Guest Reviewer: Tony Hsieh
Tony Hsieh is the author of the New York Times
bestseller Delivering Happiness
and CEO of Zappos.com, Inc.
In less than 10 years, Zappos has grown from no sales in 1999 to over a billion dollars in gross merchandise sales annually. Our philosophy is to take most of the money that we would have otherwise spent on paid advertising or paid marketing and instead invest it into customer service and the customer experience, and let our customers do the marketing for us through word of mouth.
In other words, we're really just in the stories and memories business.
From an early age, Peter Guber seems to have intuitively grasped what I slowly learned over my entrepreneurial adventures, which is that the most profitable companies are those that form personal, emotional connections (which we internally refer to as "PEC" at Zappos) with customers. In Tell to Win
, Guber shows how the stories we tell -- about our companies, our products, and ourselves -- are what elicit people's emotional reactions and drive word of mouth.

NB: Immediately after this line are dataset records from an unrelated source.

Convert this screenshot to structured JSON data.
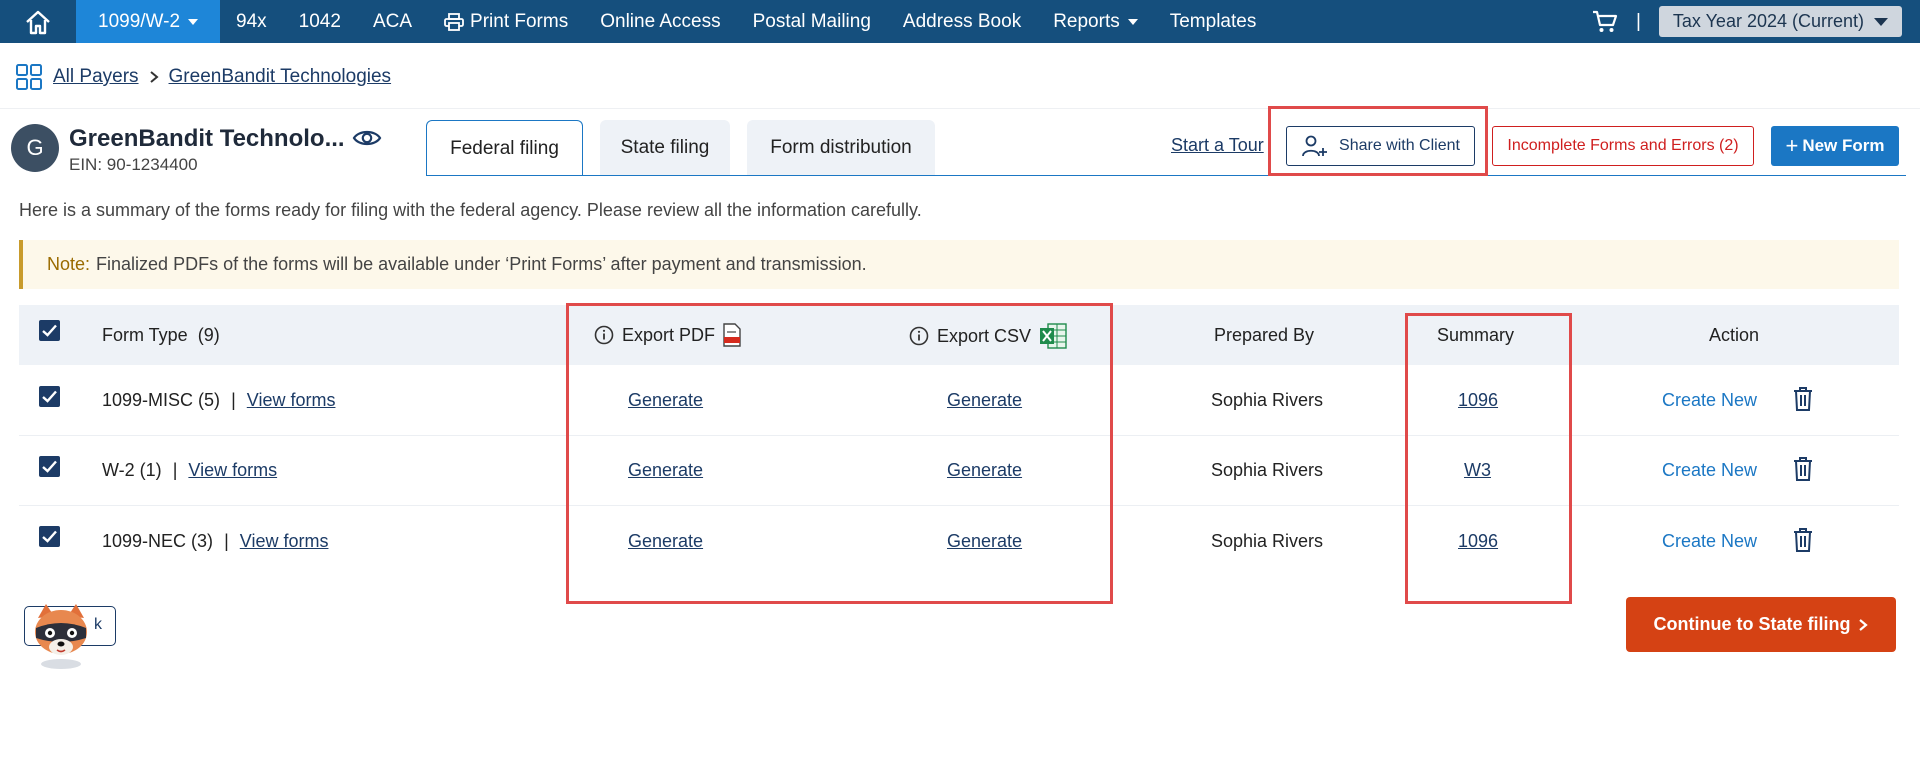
{
  "nav": {
    "items": [
      "1099/W-2",
      "94x",
      "1042",
      "ACA",
      "Print Forms",
      "Online Access",
      "Postal Mailing",
      "Address Book",
      "Reports",
      "Templates"
    ],
    "separator": "|",
    "tax_year": "Tax Year 2024 (Current)"
  },
  "breadcrumb": {
    "root": "All Payers",
    "current": "GreenBandit Technologies"
  },
  "payer": {
    "initial": "G",
    "name": "GreenBandit Technolo...",
    "ein": "EIN: 90-1234400"
  },
  "tabs": [
    "Federal filing",
    "State filing",
    "Form distribution"
  ],
  "actions": {
    "start_tour": "Start a Tour",
    "share": "Share with Client",
    "errors": "Incomplete Forms and Errors (2)",
    "new_form": "New Form"
  },
  "summary_text": "Here is a summary of the forms ready for filing with the federal agency. Please review all the information carefully.",
  "note": {
    "label": "Note:",
    "text": "Finalized PDFs of the forms will be available under ‘Print Forms’ after payment and transmission."
  },
  "table": {
    "headers": {
      "form_type": "Form Type  (9)",
      "export_pdf": "Export PDF",
      "export_csv": "Export CSV",
      "prepared_by": "Prepared By",
      "summary": "Summary",
      "action": "Action"
    },
    "separator": "|",
    "rows": [
      {
        "form": "1099-MISC (5)",
        "view": "View forms",
        "pdf": "Generate",
        "csv": "Generate",
        "prepared_by": "Sophia Rivers",
        "summary": "1096",
        "action": "Create New"
      },
      {
        "form": "W-2 (1)",
        "view": "View forms",
        "pdf": "Generate",
        "csv": "Generate",
        "prepared_by": "Sophia Rivers",
        "summary": "W3",
        "action": "Create New"
      },
      {
        "form": "1099-NEC (3)",
        "view": "View forms",
        "pdf": "Generate",
        "csv": "Generate",
        "prepared_by": "Sophia Rivers",
        "summary": "1096",
        "action": "Create New"
      }
    ]
  },
  "continue": "Continue to State filing",
  "mascot_text": "k",
  "colors": {
    "nav_bg": "#154f7d",
    "accent": "#1b77c4",
    "danger": "#cf1f1f",
    "continue": "#d54214",
    "highlight": "#e04a4a"
  }
}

The book includes plenty of examples and guidance for breaking down how a story gets created and delivered. As I read through the book, I repeatedly had to put the book down to think for awhile, because so many stories in the book sparked new ideas on how to improve our business at Zappos.
I hope this book inspires you to create your own "never-ending story" to help take your business to the next level.
From Publishers Weekly
Former chairman of Sony Pictures and current CEO of Mandalay Entertainment Group, Guber illustrates how powerful storytelling—about yourself or your product—can be the ultimate tool to get the meeting, engage the listener, and close the deal. With brisk and readable anecdotes, the author relates what he's seen and learned in Hollywood, and how his celebrated friends—Bill Clinton, the Dalai Lama, Arianna Huffington, Nelson Mandela, and Frank Sinatra—impressed upon him the power of a well-crafted story or appeal. The celebrity name-dropping lends some glitter to Guber's very reasonable precepts: as he urges the reader to harness the power of metaphor in crafting the core narrative of a pitch or advertising campaign, he refers to how Michael Jackson taught him about drama by making him watch a python slowly stalk a helpless mouse, and how KISS frontman Gene Simmons, son of Holocaust survivors, used his backstory to fuel his ambition and his business strategy. This valuable and inspiring book will help readers deliver an authentic and meaningful story to customers, colleagues, or prospective clients. (Mar.)